General Electric apparently has a thing for crawling, nature-inspired robots. It has already field-tested Sarcos Robotics’ snake-like Guardian S robot for maintenance applications. Now GE Research, the technology development arm of GE, is developing a worm-like robot that digs tunnels for military applications.
This project is part of a 15-month, $2.5-million project through the Defense Advanced Research Projects Agency’s (DARPA) Underminer program. The goal is to demonstrate the ability of a robot to “rapidly and efficiently bore tactical tunnels in support of critical military operations.”
GE hasn’t released a name yet for this soft robot, but clearly it’ll be named “Grabboid” or “Mega-Worm.”
The robot is based on an earthworm’s hydrostatic skeleton, which is a muscular structure filled with fluid. When worms move, some sections of their structure radially expand to enlarge the tunnel while anchoring the worm, while others become longer to create movement and penetrate further into the soil.
The robot uses artificial muscles that move in a similar fashion to a worm. The robot is capable of adaptively changing its gait depending on soil conditions. And it can create tunnels without having to bring any material to the surface, giving it advantages of efficiency and stealth.
The GE Research team already has designed a prototype and performed some initial lab scale demonstrations of the robot tunneling through dirt. The goal of the project is to demonstrate a robot that can move at a speed of 10 cm/sec and dig a tunnel that is 500 meters in length and at least 10 cm in diameter. You can see the robot in action in the video below, which runs at 4X the actual speed.
“It turns out earthworms are probably the most prolific tunnel makers on the planet,” said project leader Deepak Trivedi. “We have designed a prototype that is several feet long, with hydraulic artificial muscles that mimics the agility of earthworms moving through soil and with the force of tree roots penetrating through soft rock.”
Underground autonomy a challenge
One of the main challenges of building the robot, Trivedi said, is enabling it to autonomously navigate its way around obstacles underground without the benefit of GPS.
“Because these tunneling systems are underground, we need to be able to build in autonomous and sensing capabilities that enable our robot to move and tunnel in the right places,” he said. “Fortunately, we’re able to pull in controls, AI and sensing experts from across the Lab to help us integrate these new capabilities.”

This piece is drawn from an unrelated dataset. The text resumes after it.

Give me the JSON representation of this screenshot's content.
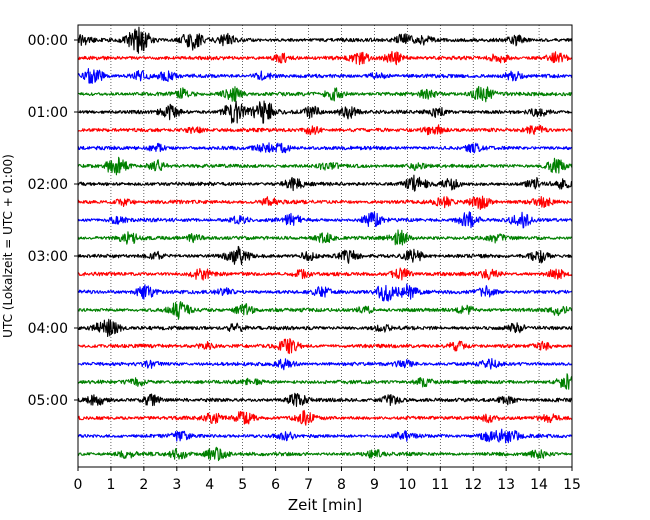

“The soft robot design we’re creating will have many more degrees of freedom in movement than conventional robots with joints, Trivedi said. “One of the reasons, octopuses, for example, can squeeze through such small spaces is that they have no bones. The same thing applies for soft robots, which can be very advantageous when you want to reach small places like the inside of a jet engine or power turbine to inspect and make intricate repairs.”